This post is part of our Everyday AI series crafted by WWT AI experts to enhance awareness and comfort with Generative AI (GenAI). Our goal is to empower you to harness GenAI's diverse capabilities and benefits, both professionally and personally. 

College planning is a stressful and often daunting task for most teenagers coming of age, but also for the parents who are guiding them. As most people can relate, most of us coming out of high school probably want to go to college but have no idea what they want to major in, where they want to go, or how they will pay for it. 

Now, this blog is not going to give you answers for all of them, and neither is AI. What AI can do is help you get off the ground floor. AI is another tool in your belt, and we are going to dive in and show you how we used this tool to help us with some of the processes.

Our questions and AI's answers:

We started by gathering a list of questions that we were going to ask different AI chatbots, specifically Gemini and Microsoft Copilot. We did this mainly to avoid accepting the first answer and instead gather information from several sources for a better decision. We're using AI as a comparison tool, not solely relying on it for answers. We also attended group sessions discussing college, school counselors, etc., to maximize our understanding and gain relevant information.  

In his journey, we asked at least 50 different questions, not only to the chatbots but also to our in-person meetings, and I will say that AI was really close to its human counterparts on a lot of the answers. One thing to take away from this is that a Chatbot, just like talking to a person, is only as good as the data it is privileged to have/has access to.

As Chirag mentioned in his article about using AI to plan a Health and fitness routine, it starts with a detailed prompt/questions. The more detailed your question is, typically, the better the results will be. For the content of this article, we are going to stick with some questions I had as a parent around FAFSA. My son had more personal questions and showed the way in which both chatbots answered them.

  • Should we get the FAFSA application on the day it goes live?
  • Does it pay to get it earlier?
  • When is the last day I can submit for the FAFSA?
  • What is the latest day you recommend applying for FAFSA?

We are going to start with the straightforward questions around FAFSA planning first to see how close the two different chatbot responses are to each other. The theory is that this should be close to the same response as this information is readily available on the web.

Microsoft Copilot answers

Google Gemini answers

Summation of general questions

Most of the responses are pretty much in line with each other. They both call out the correct deadlines and tell you to submit as early as possible. From our experience with counselors and our group planning sessions, this pretty much matches up. The one thing we liked about Microsoft CoPilot is that it asked us a question in return. Keeping the conversation going and driving us to think of other things, like "Would you like me to help with creating reminders or even creating a checklist for this?"

More personalized questions

Now we are going to move on to what I would call more personal questions. These questions came from my 17-year-old son. Again, these are not all the questions he asked, just a few examples.

  • For college, if I don't have the ACT score I want, but I still apply to a school, can I take an ACT test and replace that score after I apply?
  • If I go to a big SEC college like Mizzou, what is the best way to come out of college without being in tons of debt?
  • What are easy scholarships that I can apply for, too?

Microsoft Copilot answers

Google Gemini answers

Summation of personalized questions

In this case, you can see that both AIs give similar answers to the questions that he asked. But in this case, we feel like Gemini had a more detailed response in some areas. We both found it amusing that both AIs gave the answer of working a part-time job. Seriously, though, it gave crisp, good ideas for him to take action on and provided sources for him to investigate further.

Additional AI assistance

As my son and I got more comfortable with the results, questions were not the only thing that we asked both AIs to help with. These initial conversations spawned much more detailed requests.  Here are a few examples of what they assisted with next.

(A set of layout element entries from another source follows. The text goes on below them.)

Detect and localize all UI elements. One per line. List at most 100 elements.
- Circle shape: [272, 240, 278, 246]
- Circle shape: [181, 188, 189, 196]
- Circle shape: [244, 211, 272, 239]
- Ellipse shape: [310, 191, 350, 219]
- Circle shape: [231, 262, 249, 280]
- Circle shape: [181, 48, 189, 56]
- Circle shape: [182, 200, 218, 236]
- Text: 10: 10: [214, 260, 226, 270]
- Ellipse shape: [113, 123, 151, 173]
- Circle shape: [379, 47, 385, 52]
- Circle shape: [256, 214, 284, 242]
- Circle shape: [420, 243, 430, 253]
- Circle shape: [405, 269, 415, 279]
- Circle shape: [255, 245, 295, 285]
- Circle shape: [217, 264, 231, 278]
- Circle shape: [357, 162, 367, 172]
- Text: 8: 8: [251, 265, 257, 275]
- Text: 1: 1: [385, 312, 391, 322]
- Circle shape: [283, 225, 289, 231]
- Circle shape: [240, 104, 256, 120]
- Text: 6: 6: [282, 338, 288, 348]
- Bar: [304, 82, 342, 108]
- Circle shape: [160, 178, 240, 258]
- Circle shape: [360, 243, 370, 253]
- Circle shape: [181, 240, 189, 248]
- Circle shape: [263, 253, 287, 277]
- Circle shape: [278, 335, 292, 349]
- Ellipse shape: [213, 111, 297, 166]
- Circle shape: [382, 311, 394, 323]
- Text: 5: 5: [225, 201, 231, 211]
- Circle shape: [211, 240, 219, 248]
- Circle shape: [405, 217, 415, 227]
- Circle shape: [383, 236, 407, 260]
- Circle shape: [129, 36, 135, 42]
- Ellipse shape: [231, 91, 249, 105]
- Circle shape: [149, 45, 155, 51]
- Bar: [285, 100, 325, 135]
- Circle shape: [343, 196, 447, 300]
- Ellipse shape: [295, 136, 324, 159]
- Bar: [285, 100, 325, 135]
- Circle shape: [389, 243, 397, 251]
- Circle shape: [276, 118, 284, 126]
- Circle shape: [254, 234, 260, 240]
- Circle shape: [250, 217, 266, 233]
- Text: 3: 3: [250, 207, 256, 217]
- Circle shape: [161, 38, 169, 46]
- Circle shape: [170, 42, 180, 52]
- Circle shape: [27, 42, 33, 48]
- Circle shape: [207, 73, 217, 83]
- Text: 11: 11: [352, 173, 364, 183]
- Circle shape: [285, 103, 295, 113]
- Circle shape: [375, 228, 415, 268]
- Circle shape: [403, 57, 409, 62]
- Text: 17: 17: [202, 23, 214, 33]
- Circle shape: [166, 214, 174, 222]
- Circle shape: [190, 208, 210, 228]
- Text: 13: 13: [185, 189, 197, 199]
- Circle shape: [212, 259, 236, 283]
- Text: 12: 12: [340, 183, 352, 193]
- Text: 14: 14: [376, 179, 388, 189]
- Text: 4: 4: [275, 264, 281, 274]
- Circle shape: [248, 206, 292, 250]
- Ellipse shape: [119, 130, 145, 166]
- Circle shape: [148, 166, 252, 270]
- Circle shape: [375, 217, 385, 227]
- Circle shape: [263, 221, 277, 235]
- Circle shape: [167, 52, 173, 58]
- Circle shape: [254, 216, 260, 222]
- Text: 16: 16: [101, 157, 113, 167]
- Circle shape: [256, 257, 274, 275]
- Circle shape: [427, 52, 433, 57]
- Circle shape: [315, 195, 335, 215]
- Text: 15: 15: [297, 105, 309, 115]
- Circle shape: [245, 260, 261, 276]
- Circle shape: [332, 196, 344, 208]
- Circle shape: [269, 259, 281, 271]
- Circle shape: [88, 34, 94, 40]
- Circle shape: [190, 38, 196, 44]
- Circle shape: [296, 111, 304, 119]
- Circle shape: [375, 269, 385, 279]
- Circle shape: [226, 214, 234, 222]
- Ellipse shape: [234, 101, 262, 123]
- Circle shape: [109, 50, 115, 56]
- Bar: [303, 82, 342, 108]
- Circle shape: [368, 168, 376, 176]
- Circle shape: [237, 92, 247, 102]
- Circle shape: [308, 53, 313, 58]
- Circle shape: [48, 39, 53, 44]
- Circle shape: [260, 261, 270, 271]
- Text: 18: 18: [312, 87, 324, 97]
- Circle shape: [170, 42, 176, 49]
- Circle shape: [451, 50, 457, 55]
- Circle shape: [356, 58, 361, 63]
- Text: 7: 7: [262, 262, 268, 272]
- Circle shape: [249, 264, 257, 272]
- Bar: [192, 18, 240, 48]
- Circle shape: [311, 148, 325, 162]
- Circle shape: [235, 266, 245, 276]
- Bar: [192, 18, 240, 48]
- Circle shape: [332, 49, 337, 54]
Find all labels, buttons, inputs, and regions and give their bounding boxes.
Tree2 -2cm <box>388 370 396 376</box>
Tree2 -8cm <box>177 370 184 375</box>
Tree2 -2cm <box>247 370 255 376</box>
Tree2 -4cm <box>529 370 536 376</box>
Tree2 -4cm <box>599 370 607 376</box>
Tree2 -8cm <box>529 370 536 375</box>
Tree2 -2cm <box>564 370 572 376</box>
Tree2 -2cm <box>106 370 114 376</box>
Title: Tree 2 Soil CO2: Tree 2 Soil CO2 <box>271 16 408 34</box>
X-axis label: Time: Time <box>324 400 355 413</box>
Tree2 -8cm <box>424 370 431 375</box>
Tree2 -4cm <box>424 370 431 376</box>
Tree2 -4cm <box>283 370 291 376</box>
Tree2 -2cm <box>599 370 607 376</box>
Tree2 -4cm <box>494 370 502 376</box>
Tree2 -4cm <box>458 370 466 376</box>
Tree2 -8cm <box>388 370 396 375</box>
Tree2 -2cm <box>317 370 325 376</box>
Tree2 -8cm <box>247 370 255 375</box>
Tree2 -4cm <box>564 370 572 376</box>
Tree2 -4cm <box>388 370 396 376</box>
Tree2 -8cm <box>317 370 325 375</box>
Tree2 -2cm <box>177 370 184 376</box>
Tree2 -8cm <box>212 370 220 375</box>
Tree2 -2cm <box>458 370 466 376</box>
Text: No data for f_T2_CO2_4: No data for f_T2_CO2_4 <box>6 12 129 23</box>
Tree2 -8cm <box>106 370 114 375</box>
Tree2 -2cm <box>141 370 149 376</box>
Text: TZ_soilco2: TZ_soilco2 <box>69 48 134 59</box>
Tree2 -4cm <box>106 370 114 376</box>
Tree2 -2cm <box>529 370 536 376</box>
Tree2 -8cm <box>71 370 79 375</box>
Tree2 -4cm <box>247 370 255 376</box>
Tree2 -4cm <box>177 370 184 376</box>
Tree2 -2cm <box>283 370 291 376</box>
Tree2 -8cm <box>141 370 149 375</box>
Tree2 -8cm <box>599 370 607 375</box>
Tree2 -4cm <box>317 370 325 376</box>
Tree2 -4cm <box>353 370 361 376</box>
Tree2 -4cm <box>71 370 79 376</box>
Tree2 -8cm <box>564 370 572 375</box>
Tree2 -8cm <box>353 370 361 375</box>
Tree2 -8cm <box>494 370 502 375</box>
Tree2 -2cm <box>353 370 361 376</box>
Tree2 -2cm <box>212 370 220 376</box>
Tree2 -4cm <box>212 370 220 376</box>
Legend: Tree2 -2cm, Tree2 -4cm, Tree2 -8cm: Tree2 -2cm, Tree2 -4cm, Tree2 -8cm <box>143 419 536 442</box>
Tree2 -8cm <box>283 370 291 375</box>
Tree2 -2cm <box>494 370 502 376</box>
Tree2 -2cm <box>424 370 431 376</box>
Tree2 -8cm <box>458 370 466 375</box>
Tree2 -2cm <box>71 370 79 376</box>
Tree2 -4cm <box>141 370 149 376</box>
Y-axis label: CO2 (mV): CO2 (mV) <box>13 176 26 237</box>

  • College Sports Resumes - what to include, how to format, when to submit.
  • Generate a spreadsheet that includes schools a,b, and c—average tuition, financial aid deadline, minimum ATC score, if any, email of baseball coaches, names of coaches, whether freshmen have to live in dorms their first year (y/n), whether freshmen can have a car, and the parking fee.
  • Overall scholarship submission format and starter ideas

Additional AI assistance examples

 

 

As you can see, it created a relatively simple document for this resume and the spreadsheet, but that was really based on the information provided. It can be as personal and detailed as the information you allow it to have.

Now we are showing examples of what can be done in your personal life, but think of the times you had to get a spreadsheet or something created for a task at work. Most likely, you created all of those by hand and spent a good portion of time getting the data in and creating what you want. Let AI help where it can. If your company allows you to use Copilot like WWT and has access to the data, it can help you with creating simple to even complex words, resumes, spreadsheets, etc.

Closing it out

Again, we did not take AI's results verbatim; it was a tool to offset and help not only guide but speed up the process. Not every answer was perfect, but it did help us both work together to find the answers to our original questions and branch us off into new directions that we may not have even considered. In the end, the more tools you have to leverage, the better and easier the job becomes.